La ragazza era carina, lei lo sapeva, ma non aveva i mezzi per riempire gli spazi vuoti dove pensava che cose come compassione e senso comune sarebbero dovuti andare. Il suo corpo nudo era curvo e sembrava una vecchia foto, imbellita in seppia; spesso era graziato dalla presenza di un altro corpo. Lei sentiva la mancanza del calore di lui, molto intensamente. Il modo in cui le labbra di lui baciavano ogni parte di pelle che potessero raggiungere. Lei scorse l’unica parte mutilata della sua figura… i polsi. I bendaggi erano stati avvolti quella mattina, e lei sussultò mentre li toglieva. Le ferite non erano guarite. Ma non importava.

 

Lei chiuse il rubinetto, e prese il coltello. L’acqua stava fumando. Lei poteva sentire il calore intrappolare il suo corpo mentre scivolava sempre più sotto la superficie, fino a che solo le punte dei suoi capelli rompevano l’altrimenti calma acqua.

 

L’elogio sarebbe stato fantastico.
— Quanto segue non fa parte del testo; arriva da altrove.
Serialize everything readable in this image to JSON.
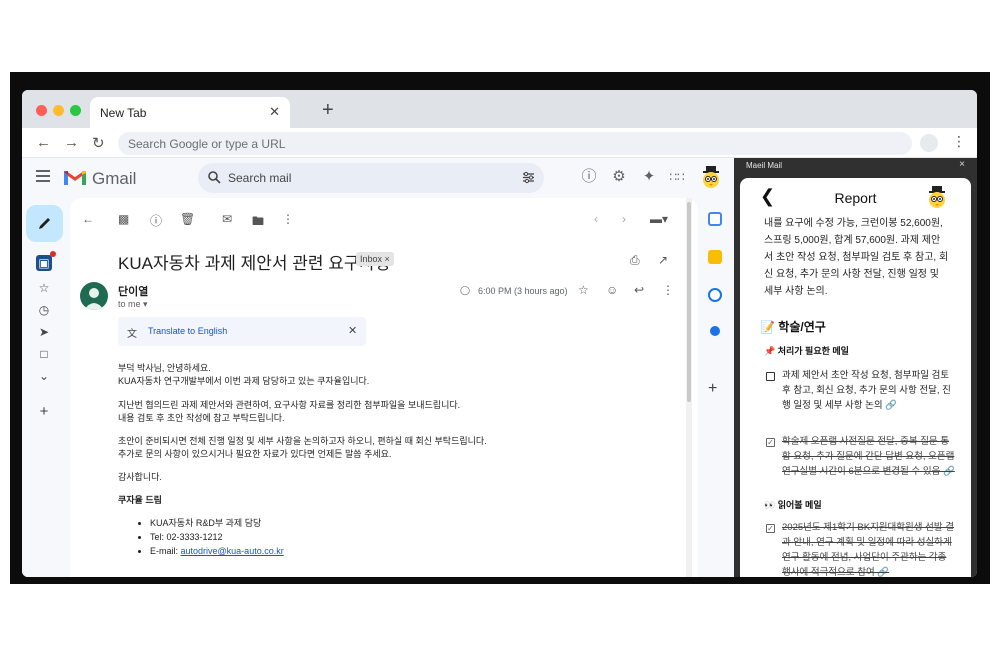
{
  "browser": {
    "tab_title": "New Tab",
    "tab_close": "✕",
    "new_tab": "+",
    "url_placeholder": "Search Google or type a URL",
    "menu": "⋮"
  },
  "gmail": {
    "brand": "Gmail",
    "search_placeholder": "Search mail"
  },
  "email": {
    "subject": "KUA자동차 과제 제안서 관련 요구사항",
    "label_chip": "Inbox ×",
    "sender": "단이열",
    "to": "to me ▾",
    "time": "6:00 PM (3 hours ago)",
    "translate": "Translate to English",
    "body": [
      "부덕 박사님, 안녕하세요.",
      "KUA자동차 연구개발부에서 이번 과제 담당하고 있는 쿠자율입니다.",
      "지난번 협의드린 과제 제안서와 관련하여, 요구사항 자료를 정리한 첨부파일을 보내드립니다.",
      "내용 검토 후 초안 작성에 참고 부탁드립니다.",
      "초안이 준비되시면 전체 진행 일정 및 세부 사항을 논의하고자 하오니, 편하실 때 회신 부탁드립니다.",
      "추가로 문의 사항이 있으시거나 필요한 자료가 있다면 언제든 말씀 주세요.",
      "감사합니다."
    ],
    "signature": "쿠자율 드림",
    "sig_lines": [
      "KUA자동차 R&D부 과제 담당",
      "Tel: 02-3333-1212",
      "E-mail: "
    ],
    "email_link": "autodrive@kua-auto.co.kr"
  },
  "panel": {
    "title": "Maeil Mail",
    "close": "×",
    "report_title": "Report",
    "back": "❮",
    "intro_lines": [
      "내를 요구에 수정 가능, 크런이봉 52,600원,",
      "스프링 5,000원, 합계 57,600원. 과제 제안",
      "서 초안 작성 요청, 첨부파일 검토 후 참고, 회",
      "신 요청, 추가 문의 사항 전달, 진행 일정 및",
      "세부 사항 논의."
    ],
    "section_title": "📝 학술/연구",
    "todo_heading": "📌 처리가 필요한 메일",
    "todo_item": "과제 제안서 초안 작성 요청, 첨부파일 검토 후 참고, 회신 요청, 추가 문의 사항 전달, 진행 일정 및 세부 사항 논의 🔗",
    "done_item_1": "학술제 오픈랩 사전질문 전달, 중복 질문 통합 요청, 추가 질문에 간단 답변 요청, 오픈랩 연구실별 시간이 6분으로 변경될 수 있음 🔗",
    "read_heading": "👀 읽어볼 메일",
    "done_item_2": "2025년도 제1학기 BK지원대학원생 선발 결과 안내, 연구 계획 및 일정에 따라 성실하게 연구 활동에 전념, 사업단이 주관하는 각종 행사에 적극적으로 참여 🔗"
  }
}
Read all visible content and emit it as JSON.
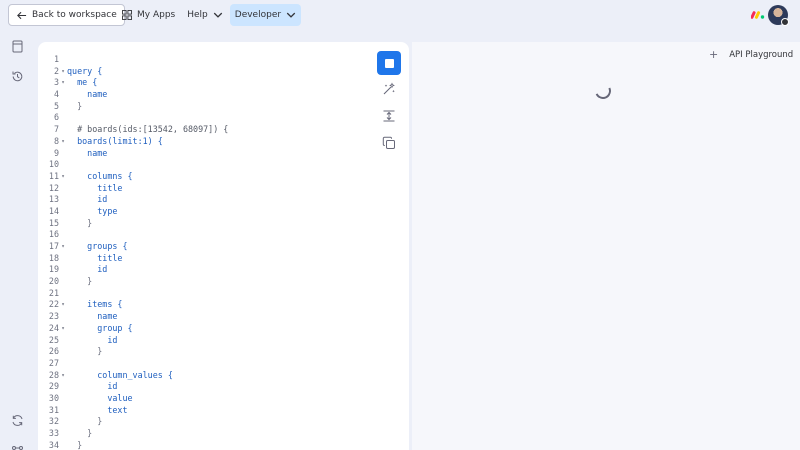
{
  "topbar": {
    "back_label": "Back to workspace",
    "nav": [
      {
        "label": "My Apps",
        "icon": "grid-icon"
      },
      {
        "label": "Help",
        "icon": "chevron-down-icon"
      },
      {
        "label": "Developer",
        "icon": "chevron-down-icon",
        "active": true
      }
    ]
  },
  "result": {
    "playground_label": "API Playground"
  },
  "colors": {
    "accent": "#1f76ea",
    "active_nav": "#cce5ff",
    "code_keyword": "#1f5fbf"
  },
  "code": {
    "lines": [
      {
        "n": "1",
        "fold": "",
        "text": "",
        "kind": "plain"
      },
      {
        "n": "2",
        "fold": "▾",
        "text": "query {",
        "kind": "plain"
      },
      {
        "n": "3",
        "fold": "▾",
        "text": "  me {",
        "kind": "plain"
      },
      {
        "n": "4",
        "fold": "",
        "text": "    name",
        "kind": "plain"
      },
      {
        "n": "5",
        "fold": "",
        "text": "  }",
        "kind": "brace"
      },
      {
        "n": "6",
        "fold": "",
        "text": "",
        "kind": "plain"
      },
      {
        "n": "7",
        "fold": "",
        "text": "  # boards(ids:[13542, 68097]) {",
        "kind": "comment"
      },
      {
        "n": "8",
        "fold": "▾",
        "text": "  boards(limit:1) {",
        "kind": "plain"
      },
      {
        "n": "9",
        "fold": "",
        "text": "    name",
        "kind": "plain"
      },
      {
        "n": "10",
        "fold": "",
        "text": "",
        "kind": "plain"
      },
      {
        "n": "11",
        "fold": "▾",
        "text": "    columns {",
        "kind": "plain"
      },
      {
        "n": "12",
        "fold": "",
        "text": "      title",
        "kind": "plain"
      },
      {
        "n": "13",
        "fold": "",
        "text": "      id",
        "kind": "plain"
      },
      {
        "n": "14",
        "fold": "",
        "text": "      type",
        "kind": "plain"
      },
      {
        "n": "15",
        "fold": "",
        "text": "    }",
        "kind": "brace"
      },
      {
        "n": "16",
        "fold": "",
        "text": "",
        "kind": "plain"
      },
      {
        "n": "17",
        "fold": "▾",
        "text": "    groups {",
        "kind": "plain"
      },
      {
        "n": "18",
        "fold": "",
        "text": "      title",
        "kind": "plain"
      },
      {
        "n": "19",
        "fold": "",
        "text": "      id",
        "kind": "plain"
      },
      {
        "n": "20",
        "fold": "",
        "text": "    }",
        "kind": "brace"
      },
      {
        "n": "21",
        "fold": "",
        "text": "",
        "kind": "plain"
      },
      {
        "n": "22",
        "fold": "▾",
        "text": "    items {",
        "kind": "plain"
      },
      {
        "n": "23",
        "fold": "",
        "text": "      name",
        "kind": "plain"
      },
      {
        "n": "24",
        "fold": "▾",
        "text": "      group {",
        "kind": "plain"
      },
      {
        "n": "25",
        "fold": "",
        "text": "        id",
        "kind": "plain"
      },
      {
        "n": "26",
        "fold": "",
        "text": "      }",
        "kind": "brace"
      },
      {
        "n": "27",
        "fold": "",
        "text": "",
        "kind": "plain"
      },
      {
        "n": "28",
        "fold": "▾",
        "text": "      column_values {",
        "kind": "plain"
      },
      {
        "n": "29",
        "fold": "",
        "text": "        id",
        "kind": "plain"
      },
      {
        "n": "30",
        "fold": "",
        "text": "        value",
        "kind": "plain"
      },
      {
        "n": "31",
        "fold": "",
        "text": "        text",
        "kind": "plain"
      },
      {
        "n": "32",
        "fold": "",
        "text": "      }",
        "kind": "brace"
      },
      {
        "n": "33",
        "fold": "",
        "text": "    }",
        "kind": "brace"
      },
      {
        "n": "34",
        "fold": "",
        "text": "  }",
        "kind": "brace"
      }
    ]
  }
}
Ad una ragazza che una volta amava vita e musica e un ragazzo. Ad una ragazza che una volta pensava che i decathlon fossero fantastici e le partite di basket avessero un valore. Ad una ragazza che aveva visto giorni migliori. “Questo è per lei.” sussurrai, e premetti la lama nel mio polso. Il sangue fuoriuscì dal taglio, proprio mentre un bussare alla porta riempì la stanza silenziosa.

 

“Gabriella?” mia madre. O almeno, era lei. “Gabriella, che stai facendo?”

 

Poi arrivò l’altro polso. L’acqua presto fu macchiata di rosso corallo. Non sapevo com’era sentirsi morti, ma in quel momento mi sentivo piuttosto in pace. Magari rilassata, nei pochi momenti in cui potevo provare piacere. E, secondo la leggenda che la vita ti scorre davanti agli occhi prima che stia per finire, vidi Troy.